In my project I'm getting now hundreds of warnings due to this PR in 3.5.0-RC2 (it does compile successfully with -source:3.6). I don't understand why this hasn't gone through a SIP.
Do you have any suggestion of how to resolve those warnings/errors? It seems We can fix it by removing typedMapHandler but it's bit annoying as We use it widely
So in 3.5.0 you're now only getting warnings about changes to be introduced in 3.6. The project compiles just fine as long as you don't use -source:future or fatal-warnings. (yes, I know it's not idea to ignore warnings). I cannot tell exactly how to migrate yet, without getting into the project and making some reproductions, especially as it's right now involving in some cases at least 2 lichess projects and 1 external dependency (reactive mongo). There's also the possibility of having bugs. We'll need to check it out and we'll try give some tips on the migration.
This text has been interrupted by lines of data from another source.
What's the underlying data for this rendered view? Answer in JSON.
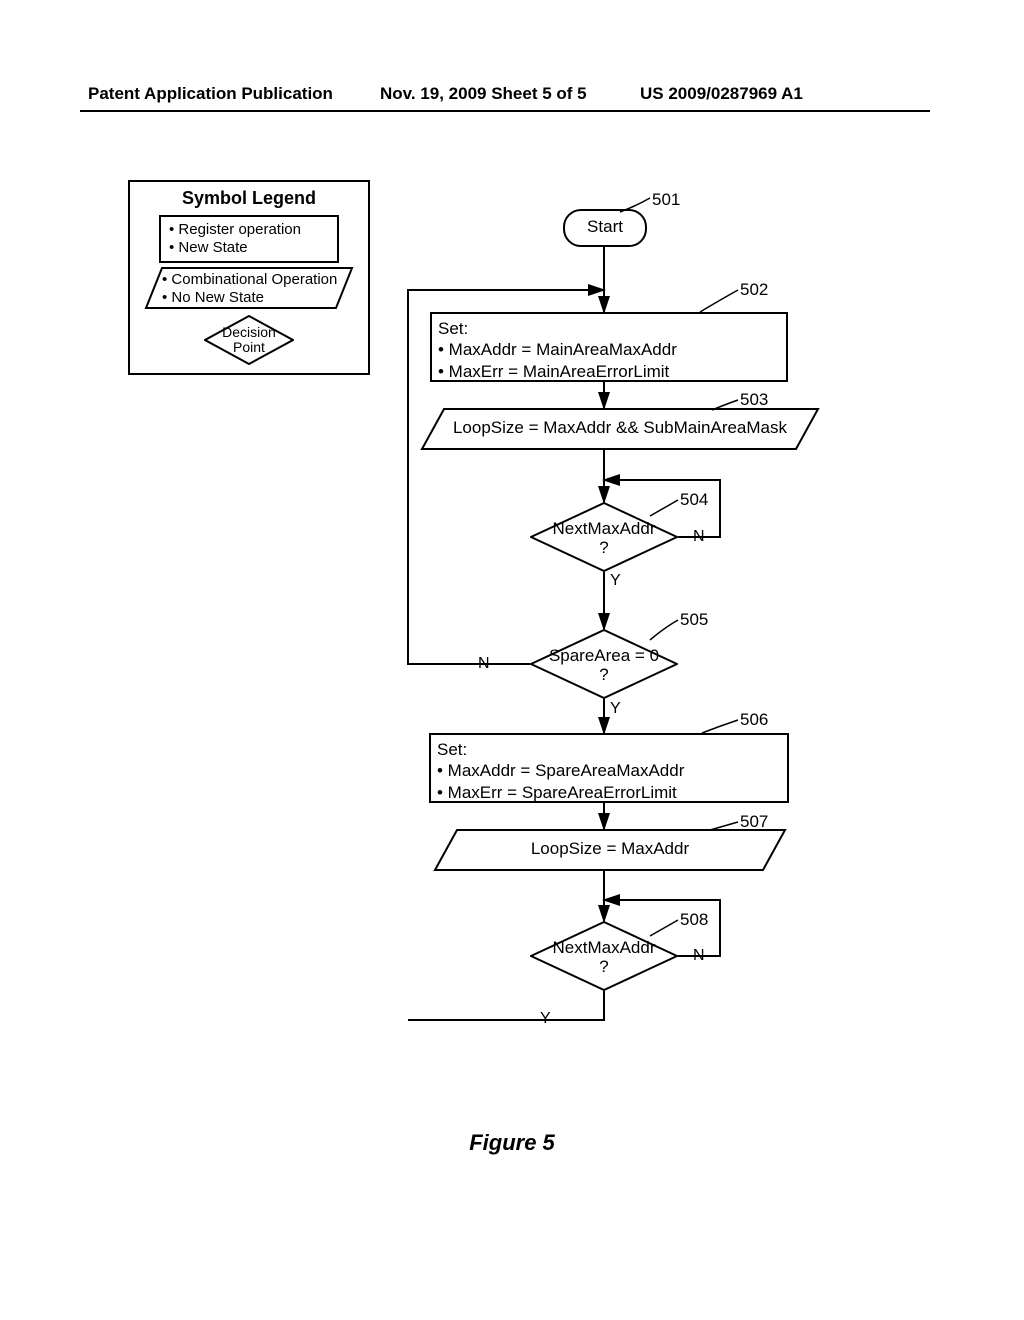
{
  "header": {
    "left": "Patent Application Publication",
    "center": "Nov. 19, 2009  Sheet 5 of 5",
    "right": "US 2009/0287969 A1"
  },
  "legend": {
    "title": "Symbol Legend",
    "rect_line1": "• Register operation",
    "rect_line2": "• New State",
    "para_line1": "• Combinational Operation",
    "para_line2": "• No New State",
    "diamond_line1": "Decision",
    "diamond_line2": "Point"
  },
  "refs": {
    "r501": "501",
    "r502": "502",
    "r503": "503",
    "r504": "504",
    "r505": "505",
    "r506": "506",
    "r507": "507",
    "r508": "508"
  },
  "nodes": {
    "start": "Start",
    "box502_l1": "Set:",
    "box502_l2": " • MaxAddr = MainAreaMaxAddr",
    "box502_l3": " • MaxErr = MainAreaErrorLimit",
    "para503": "LoopSize = MaxAddr && SubMainAreaMask",
    "d504_l1": "NextMaxAddr",
    "d504_l2": "?",
    "d505_l1": "SpareArea = 0",
    "d505_l2": "?",
    "box506_l1": "Set:",
    "box506_l2": " • MaxAddr = SpareAreaMaxAddr",
    "box506_l3": " • MaxErr = SpareAreaErrorLimit",
    "para507": "LoopSize = MaxAddr",
    "d508_l1": "NextMaxAddr",
    "d508_l2": "?"
  },
  "labels": {
    "Y": "Y",
    "N": "N"
  },
  "caption": "Figure 5",
  "chart_data": {
    "type": "flowchart",
    "nodes": [
      {
        "id": 501,
        "type": "terminator",
        "text": "Start"
      },
      {
        "id": 502,
        "type": "process-register",
        "text": "Set: MaxAddr = MainAreaMaxAddr; MaxErr = MainAreaErrorLimit"
      },
      {
        "id": 503,
        "type": "process-combinational",
        "text": "LoopSize = MaxAddr && SubMainAreaMask"
      },
      {
        "id": 504,
        "type": "decision",
        "text": "NextMaxAddr ?"
      },
      {
        "id": 505,
        "type": "decision",
        "text": "SpareArea = 0 ?"
      },
      {
        "id": 506,
        "type": "process-register",
        "text": "Set: MaxAddr = SpareAreaMaxAddr; MaxErr = SpareAreaErrorLimit"
      },
      {
        "id": 507,
        "type": "process-combinational",
        "text": "LoopSize = MaxAddr"
      },
      {
        "id": 508,
        "type": "decision",
        "text": "NextMaxAddr ?"
      }
    ],
    "edges": [
      {
        "from": 501,
        "to": 502
      },
      {
        "from": 502,
        "to": 503
      },
      {
        "from": 503,
        "to": 504
      },
      {
        "from": 504,
        "to": 505,
        "label": "Y"
      },
      {
        "from": 504,
        "to": 504,
        "label": "N",
        "note": "loop back to input of 504"
      },
      {
        "from": 505,
        "to": 506,
        "label": "Y"
      },
      {
        "from": 505,
        "to": 502,
        "label": "N",
        "note": "loop back to input of 502"
      },
      {
        "from": 506,
        "to": 507
      },
      {
        "from": 507,
        "to": 508
      },
      {
        "from": 508,
        "to": 508,
        "label": "N",
        "note": "loop back to input of 508"
      },
      {
        "from": 508,
        "to": 502,
        "label": "Y",
        "note": "loop back to input of 502"
      }
    ]
  }
}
So in 3.5.0 you're now only getting warnings about changes to be introduced in 3.6. The project compiles just fine as long as you don't use
-source:futureor fatal-warnings. (yes, I know it's not idea to ignore warnings).
I understand that It'll be fine in 3.5 but the warning is hard to ignore. I reduced some warnings by removing implicit ambiguity but still a lot.
I cannot tell exactly how to migrate yet, without getting into the project and making some reproductions, especially as it's right now involving in some cases at least 2 lichess projects and 1 external dependency (reactive mongo). There's also the possibility of having bugs. We'll need to check it out and we'll try give some tips on the migration.
this would be great really appreciated ❤️ . I'll investigate more in the mean time. Happy to collaborate if needed.
I reduced some warnings by removing implicit ambiguity but still a lot.
I really think there are a lot of false-positives. I haven't got the time to minimize my warnings yet, but it seems weird there are so many.